La relación entre Trump y Venezuela se ha convertido en un tema central del debate político en Estados Unidos. Mientras la economía y el costo de vida siguen siendo la principal preocupación de los votantes, el presidente Donald Trump ha intensificado su agenda internacional. Incluso antes de la captura de Nicolás Maduro, aliados del mandatario advertían que su enfoque externo podía generar costos políticos internos.

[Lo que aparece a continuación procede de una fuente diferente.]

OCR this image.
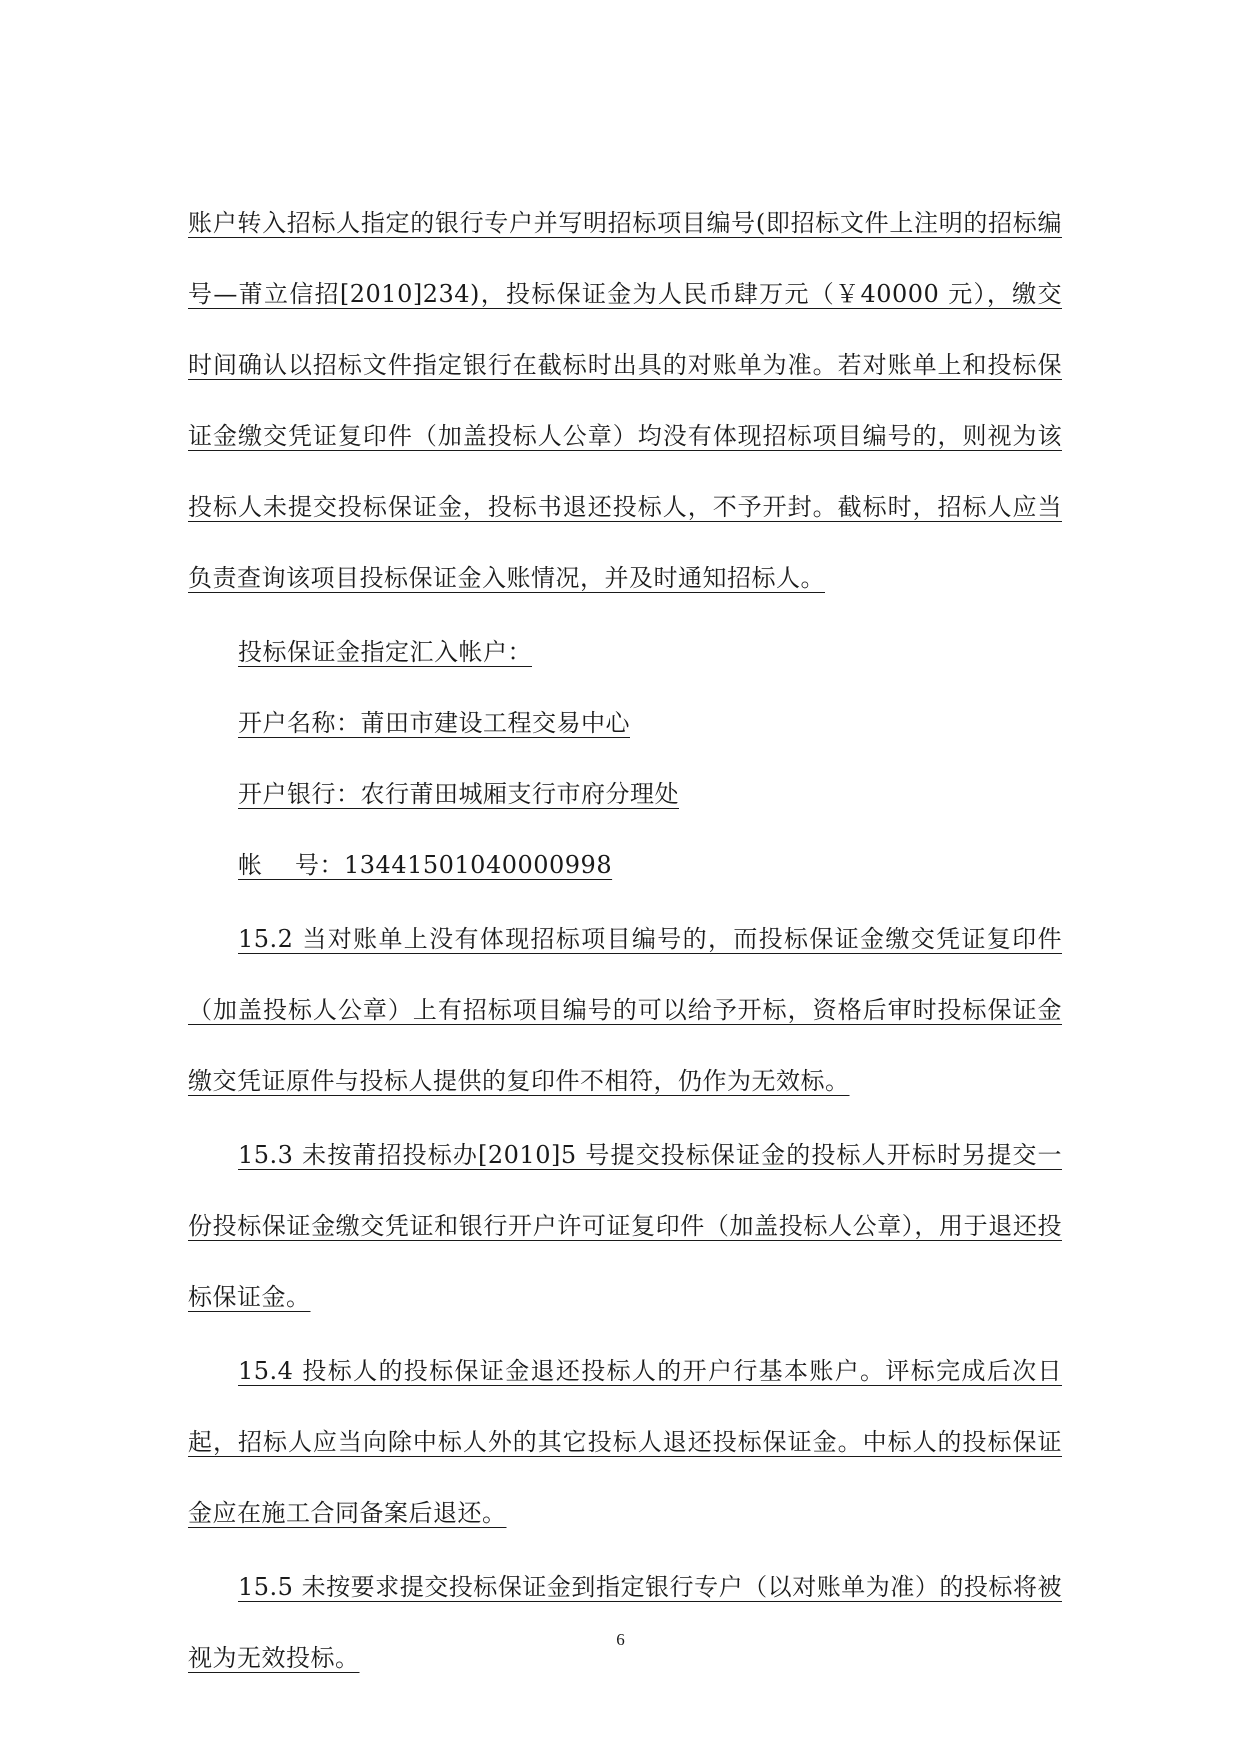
账户转入招标人指定的银行专户并写明招标项目编号(即招标文件上注明的招标编号—莆立信招[2010]234)，投标保证金为人民币肆万元（￥40000 元），缴交时间确认以招标文件指定银行在截标时出具的对账单为准。若对账单上和投标保证金缴交凭证复印件（加盖投标人公章）均没有体现招标项目编号的，则视为该投标人未提交投标保证金，投标书退还投标人，不予开封。截标时，招标人应当负责查询该项目投标保证金入账情况，并及时通知招标人。

投标保证金指定汇入帐户：

开户名称：莆田市建设工程交易中心

开户银行：农行莆田城厢支行市府分理处

帐    号：13441501040000998

15.2 当对账单上没有体现招标项目编号的，而投标保证金缴交凭证复印件（加盖投标人公章）上有招标项目编号的可以给予开标，资格后审时投标保证金缴交凭证原件与投标人提供的复印件不相符，仍作为无效标。

15.3 未按莆招投标办[2010]5 号提交投标保证金的投标人开标时另提交一份投标保证金缴交凭证和银行开户许可证复印件（加盖投标人公章），用于退还投标保证金。

15.4 投标人的投标保证金退还投标人的开户行基本账户。评标完成后次日起，招标人应当向除中标人外的其它投标人退还投标保证金。中标人的投标保证金应在施工合同备案后退还。

15.5 未按要求提交投标保证金到指定银行专户（以对账单为准）的投标将被视为无效投标。

6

Nuevos objetivos tras la caída de Maduro
Tras la captura de Nicolás Maduro, Trump afirmó que Estados Unidos tomará control operativo de Venezuela y aprovechará su amplia producción petrolera. De este modo, Trump y Venezuela pasaron a ocupar un lugar prioritario dentro de su discurso de seguridad nacional. Además, el presidente advirtió que Cuba se encuentra cerca de colapsar, amenazó con una posible acción militar en Colombia y reiteró su intención de que Estados Unidos tome control de Groenlandia, territorio que pertenece a Dinamarca.
Trump denominó este enfoque como la “Doctrina Donroe”, una reinterpretación moderna de la Doctrina Monroe. Sin embargo, este giro estratégico genera inquietud entre analistas y legisladores, ya que podría desviar la atención del electorado en un año clave.
Críticas demócratas y advertencias electorales
Diversos líderes demócratas han utilizado el caso de Trump y Venezuela para reforzar su mensaje económico. El líder de la minoría en la Cámara de Representantes, Hakeem Jeffries, sostuvo que los estadounidenses rechazan nuevas guerras motivadas por intereses petroleros, mientras los problemas cotidianos continúan sin solución.
Aunque la Casa Blanca defiende la operación militar del 3 de enero como una muestra del poder estadounidense, las encuestas reflejan dudas. Un sondeo de Reuters/Ipsos indicó que solo uno de cada tres ciudadanos aprueba la acción militar, mientras que el 72% teme que Estados Unidos se involucre demasiado en Venezuela. Entre los votantes independientes, el respaldo es aún menor.
Economía, percepción pública y riesgo político
El debate sobre Trump y Venezuela coincide con un momento complejo para la economía. Gallup registró una aprobación presidencial del 36% en diciembre. Además, solo el 24% de los estadounidenses se declara satisfecho con la situación económica actual. A esto se suma que el 57% desaprueba la gestión económica del presidente, según PBS News/NPR/Marist.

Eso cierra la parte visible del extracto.